In a report to celebrate 20 years of the campaigning group, Ouseley says more willingness needs to be shown to tackle discrimination in the game.
He also claims the top of the football pyramid is still "a bastion of white male domination".
"Progress, while notable and helpful, remains painfully slow," he said.
Kick It Out, which is jointly funded by the Football Association and Premier League, works across all levels of the game on all forms of discrimination, including racism and sexism.
Ouseley said: "Sustainable transformation can only be achieved if those people with the power, influence and resources - who can therefore make it happen - willingly do so.
"The alternative is for them to be made to do so forcefully.
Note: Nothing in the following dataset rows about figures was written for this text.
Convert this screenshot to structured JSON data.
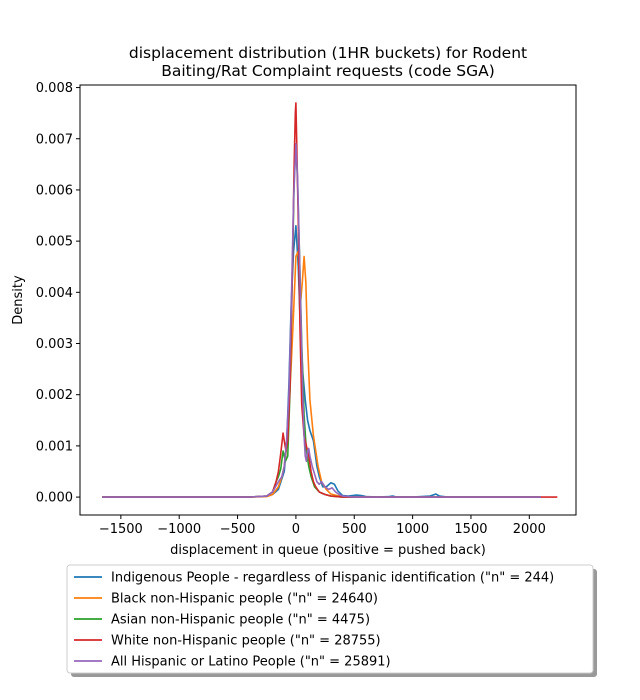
{
  "chart_data": {
    "type": "line",
    "title_lines": [
      "displacement distribution (1HR buckets) for Rodent",
      "Baiting/Rat Complaint requests (code SGA)"
    ],
    "xlabel": "displacement in queue (positive = pushed back)",
    "ylabel": "Density",
    "xlim": [
      -1850,
      2400
    ],
    "ylim": [
      -0.00035,
      0.00805
    ],
    "x_ticks": [
      -1500,
      -1000,
      -500,
      0,
      500,
      1000,
      1500,
      2000
    ],
    "x_tick_labels": [
      "−1500",
      "−1000",
      "−500",
      "0",
      "500",
      "1000",
      "1500",
      "2000"
    ],
    "y_ticks": [
      0.0,
      0.001,
      0.002,
      0.003,
      0.004,
      0.005,
      0.006,
      0.007,
      0.008
    ],
    "y_tick_labels": [
      "0.000",
      "0.001",
      "0.002",
      "0.003",
      "0.004",
      "0.005",
      "0.006",
      "0.007",
      "0.008"
    ],
    "grid": false,
    "legend_position": "below",
    "series": [
      {
        "name": "Indigenous People - regardless of Hispanic identification (\"n\" = 244)",
        "color": "#1f77b4",
        "x": [
          -1660,
          -800,
          -400,
          -250,
          -200,
          -150,
          -100,
          -80,
          -60,
          -40,
          -20,
          0,
          20,
          40,
          60,
          80,
          100,
          120,
          150,
          180,
          200,
          230,
          260,
          300,
          330,
          360,
          400,
          450,
          520,
          560,
          600,
          700,
          800,
          830,
          860,
          1000,
          1150,
          1200,
          1230,
          1300,
          1600,
          2100
        ],
        "y": [
          0.0,
          0.0,
          0.0,
          2e-05,
          5e-05,
          0.00015,
          0.0005,
          0.001,
          0.0022,
          0.0038,
          0.0048,
          0.0053,
          0.0045,
          0.0032,
          0.0024,
          0.0019,
          0.0015,
          0.0013,
          0.0011,
          0.0006,
          0.0004,
          0.0002,
          0.0002,
          0.00028,
          0.00025,
          0.00012,
          3e-05,
          2e-05,
          4e-05,
          3e-05,
          1e-05,
          0.0,
          1e-05,
          2e-05,
          0.0,
          0.0,
          2e-05,
          6e-05,
          2e-05,
          0.0,
          0.0,
          0.0
        ]
      },
      {
        "name": "Black non-Hispanic people (\"n\" = 24640)",
        "color": "#ff7f0e",
        "x": [
          -1660,
          -800,
          -400,
          -250,
          -200,
          -150,
          -120,
          -100,
          -80,
          -60,
          -40,
          -20,
          0,
          20,
          40,
          55,
          70,
          85,
          100,
          120,
          150,
          170,
          190,
          220,
          260,
          300,
          350,
          400,
          500,
          800,
          1200,
          2100
        ],
        "y": [
          0.0,
          0.0,
          0.0,
          1e-05,
          5e-05,
          0.0002,
          0.0004,
          0.0006,
          0.001,
          0.0017,
          0.0026,
          0.0036,
          0.0047,
          0.0048,
          0.0038,
          0.0042,
          0.0047,
          0.0042,
          0.003,
          0.0019,
          0.0012,
          0.0009,
          0.0006,
          0.0003,
          0.00015,
          6e-05,
          3e-05,
          1e-05,
          0.0,
          0.0,
          0.0,
          0.0
        ]
      },
      {
        "name": "Asian non-Hispanic people (\"n\" = 4475)",
        "color": "#2ca02c",
        "x": [
          -1660,
          -800,
          -400,
          -250,
          -200,
          -170,
          -150,
          -130,
          -110,
          -90,
          -70,
          -50,
          -30,
          -15,
          0,
          15,
          30,
          50,
          70,
          90,
          110,
          130,
          160,
          200,
          250,
          300,
          400,
          600,
          1200,
          2100
        ],
        "y": [
          0.0,
          0.0,
          0.0,
          2e-05,
          0.0001,
          0.0003,
          0.0004,
          0.00055,
          0.0009,
          0.0007,
          0.0008,
          0.0021,
          0.0044,
          0.0062,
          0.0069,
          0.0061,
          0.0048,
          0.003,
          0.0016,
          0.0009,
          0.0006,
          0.0004,
          0.0002,
          0.0001,
          5e-05,
          2e-05,
          0.0,
          0.0,
          0.0,
          0.0
        ]
      },
      {
        "name": "White non-Hispanic people (\"n\" = 28755)",
        "color": "#d62728",
        "x": [
          -1660,
          -800,
          -400,
          -250,
          -200,
          -170,
          -150,
          -130,
          -110,
          -100,
          -85,
          -70,
          -50,
          -30,
          -15,
          -5,
          0,
          10,
          20,
          35,
          50,
          70,
          90,
          110,
          130,
          150,
          170,
          200,
          250,
          300,
          400,
          600,
          1200,
          2240
        ],
        "y": [
          0.0,
          0.0,
          0.0,
          2e-05,
          0.0001,
          0.0003,
          0.0005,
          0.00085,
          0.00125,
          0.0011,
          0.0009,
          0.0011,
          0.0022,
          0.0045,
          0.0065,
          0.0075,
          0.0077,
          0.0066,
          0.0054,
          0.0033,
          0.0018,
          0.0012,
          0.001,
          0.0008,
          0.0005,
          0.0003,
          0.0002,
          0.0001,
          5e-05,
          2e-05,
          0.0,
          0.0,
          0.0,
          0.0
        ]
      },
      {
        "name": "All Hispanic or Latino People (\"n\" = 25891)",
        "color": "#9467bd",
        "x": [
          -1660,
          -800,
          -400,
          -250,
          -200,
          -150,
          -120,
          -100,
          -80,
          -60,
          -40,
          -20,
          0,
          15,
          30,
          45,
          60,
          70,
          80,
          90,
          100,
          110,
          120,
          140,
          160,
          180,
          200,
          220,
          250,
          280,
          310,
          340,
          370,
          400,
          500,
          800,
          1200,
          2100
        ],
        "y": [
          0.0,
          0.0,
          0.0,
          2e-05,
          0.0001,
          0.0003,
          0.0004,
          0.0006,
          0.0011,
          0.002,
          0.0037,
          0.0058,
          0.0069,
          0.0062,
          0.0048,
          0.0033,
          0.0019,
          0.0012,
          0.0008,
          0.0007,
          0.0009,
          0.00095,
          0.0008,
          0.0006,
          0.00045,
          0.0003,
          0.00025,
          0.0003,
          0.0002,
          0.00015,
          0.00018,
          0.0001,
          5e-05,
          2e-05,
          0.0,
          0.0,
          0.0,
          0.0
        ]
      }
    ]
  }
}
That alternative is neither a practical nor desirable option and would only be viable through legislation or conflict.
"But, there has never been any gain without pain in the struggle against racism, discrimination and exclusion."
Lord Ouseley, who founded Kick It Out in 1993, also claimed:
- Professional football clubs have only a "passive interest" in equality and diversity outcomes.
- More often than not there is "little or no interest whatsoever" in boardrooms or senior management teams for any high-profile equality and diversity activity.
- Many leaders in football hold the view there is no longer a race or discrimination problem and believe it is "time for Kick It Out to pack its bags and move on".
Ouseley's remarks come as Premier League chief executive Richard Scudamore is due to attend a meeting on Monday of the committee that will decide his fate after he sent sexist emails.
Kick It Out revealed that, so far in the 2013-14 season, it has received 281 complaints covering all levels of the game and social media, with 67% relating to racism and 20% to anti-Semitism.
The 79 complaints it has received about in-stadium incidents is up 443% from the same point last season.